Quantensprünge in der Gesundheitsversorgung
 

Bayern investiert massiv in die Biomedizintechnik zwecks Entwicklung modernster Verfahren zur Diagnose und Behandlung von Krankheiten und zur Kompensation körperlicher Behinderungen.

Ein Paradebeispiel ist das Munich Institute of Biomedical Engineering (MIBE) an der Technischen Universität München (TUM). Es fördert den Austausch zwischen Forschern und die Ausbildung in der Biomedizintechnik. Das MIBE kombiniert die Erkenntnisse und Ansätze verschiedener Disziplinen wie Medizin, Natur- und Ingenieurwissenschaften.

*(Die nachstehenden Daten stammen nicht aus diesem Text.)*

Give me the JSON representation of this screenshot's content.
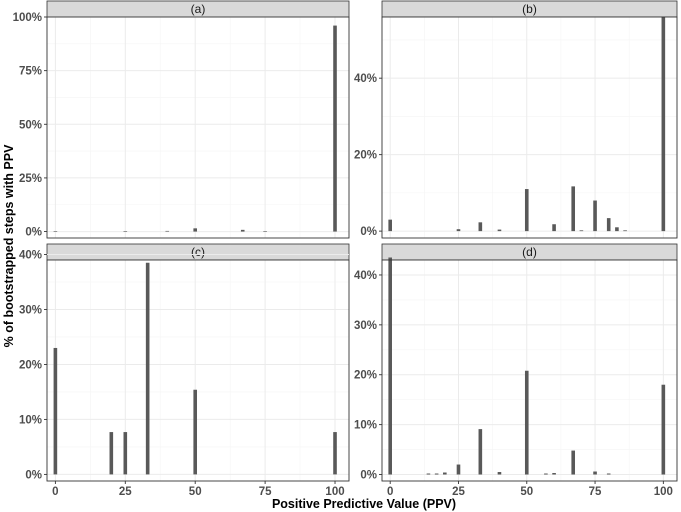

Die Nutzung der Quantentechnologie für bildgebende Verfahren in der Krebsmedizin ist eines ihrer aktuellen Kooperationsprojekte. Bisher war es in der klinischen Routine nicht möglich, den Stoffwechsel von Tumorzellen mithilfe der Magnetresonanztomografie (MRT) zu verfolgen. Ein interdisziplinäres Forschungsteam arbeitet jedoch daran, die Entwicklung eines quantenbasierten Hyperpolarisators voranzutreiben, der genau dies ermöglicht. Er soll in klinischen Anwendungen eingesetzt werden. Ziel ist eine deutliche Verbesserung der MRT-Bildgebung von Stoffwechselvorgängen zur früheren und genaueren Beurteilung von Tumoren und zur Verbesserung der Auswahl und Überwachung von Tumortherapien.

Das MIBE-Team arbeitet mit anderen deutschen Universitäten sowie mit Industriepartnern wie Siemens und Rapid Biomedical, einem der renommiertesten Spulenanbieter für die Magnetresonanzforschung mit Sitz in Unterfranken, zusammen.

Dies sind nur einige Beispiele dafür, wie mithilfe von QST neue Wachstumschancen in Bayern geschaffen werden.